Kepatuhan Perpajakan Dipaksakan (Enforced Tax Compliance)
Kepatuhan yang dipaksakan adalah kepatuhan Wajib Pajak karena keterpaksaan atau dorongan hal lain, seperti terpaksa patuh karena takut sanksi yang lebih berat. Jika pajak tidak ada sanksi yang berat, tentu hanya sedikit sekali Wajib Pajak yang bayar pajak.
Keadaan kepatuhan Wajib Pajak berubah saat terjadi perubahan tingkat kewenangan otoritas pajak ke arah yang lebih tinggi walaupun kepercayaan berada di tingkat yang rendah. Peluang masyarakat untuk menghindari pajak menjadi lebih kecil akibat peningkatan kewenangan, sehingga terjadi kepatuhan pajak. Peningkatan kepatuhan ini tentu tidak bersikap sukarela.
Tercipta sebuah kepatuhan yang dipaksakan karena peningkatan kewenangan otoritas pajak yang dapat berupa penambahan jumlah pemeriksaan dan sanksi akan membuat masyarakat takut pada konsekuensi hukum ketika melakukan penghindaran pajak (Tragedi bagi PKP yang Abai Kewajiban Perpajakan).
Penutup
Dari banyak pengamatan langsung, penulis melihat bahwa kepatuhan perpajakan cenderung meningkat apabila dilakukan pemeriksaan secara merata dan pengenaan denda yang cukup tinggi atas pelanggaran pajak yang dilakukan. Namun hal ini juga menjadi kontraproduktif ketika masyarakat wajib pajak merasa tindakan pemeriksaan yang dilakukan sebagai sinyal ketidakpercayaan otoritas pajak.

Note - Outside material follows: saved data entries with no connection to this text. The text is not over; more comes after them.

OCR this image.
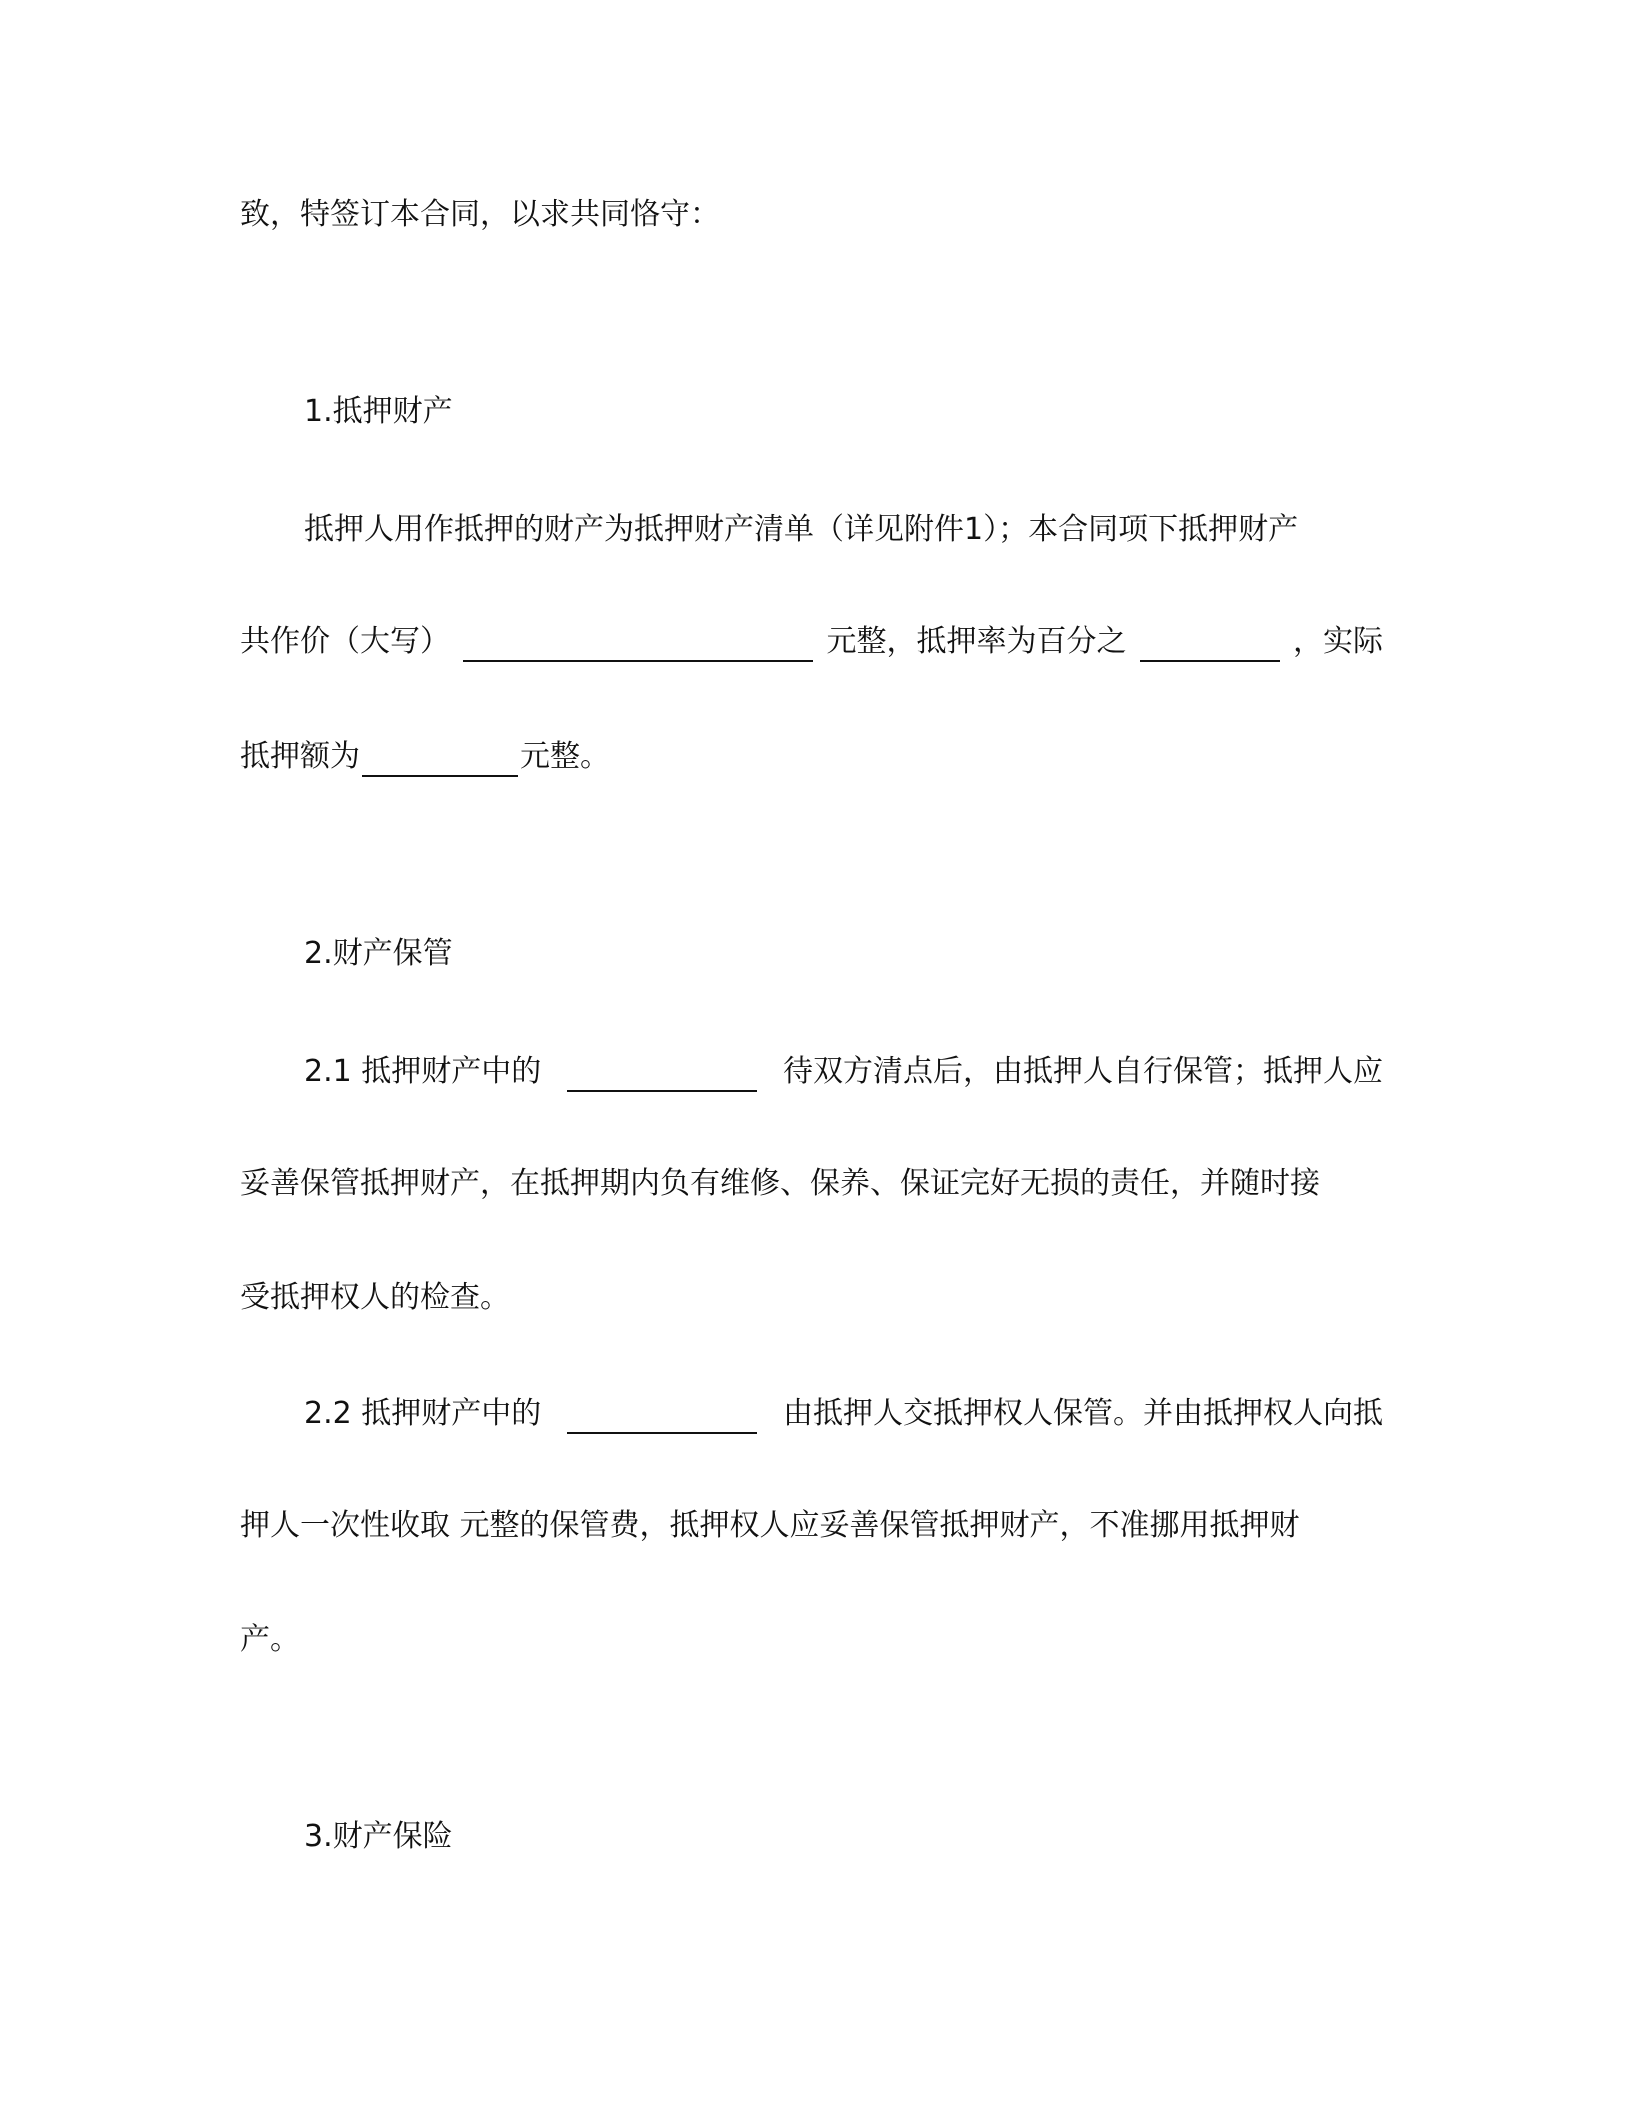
致，特签订本合同，以求共同恪守：

1.抵押财产

抵押人用作抵押的财产为抵押财产清单（详见附件1）；本合同项下抵押财产

共作价（大写）	元整，抵押率为百分之	，实际

抵押额为	元整。

2.财产保管

2.1 抵押财产中的	待双方清点后，由抵押人自行保管；抵押人应

妥善保管抵押财产，在抵押期内负有维修、保养、保证完好无损的责任，并随时接

受抵押权人的检查。

2.2 抵押财产中的	由抵押人交抵押权人保管。并由抵押权人向抵

押人一次性收取 元整的保管费，抵押权人应妥善保管抵押财产，不准挪用抵押财

产。

3.财产保险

Dari hasil penelitan yang dilakukan oleh Torgler dan Murphy (2004) menemukan bahwa kepercayaan masyarakat yang tinggi memberikan resistensi yang kecil pada otoritas pajak yang dapat mempengaruhi peningkatan kepatuhan pajak yang positif, survey dilakukan terhadap 2.292 penghindar pajak yang ada di Australia.
Dalam suatu kunjungan kepada beberapa subjek pajak orang pribadi, penulis mendapati bahwa pembangunan yang nyata dilakukan sekarang ini membuat mereka rela membayar perpajakan lebih besar dari sebelumnya bahkan lebih mudah meminta wajib pajak untuk lebih jujur dalam membayar kewajiban perpajakannya. Sehingga tiba pada suatu kesimpulan bahwa kepercayaan masyarakat Wajib Pajak berperan penting dalam peningkatkan kepatuhan pajak dan agar kepercayaan ini meningkat maka peran inklusi perpajakan dan realisasi kerja positif birokrat dan pembangunan nyata menjadi penting. Apakah Direktorat Jenderal Pajak mampu memenuhi target 2018 yang per awal bulan Juni 2018 ini baru mencapat 34,64%?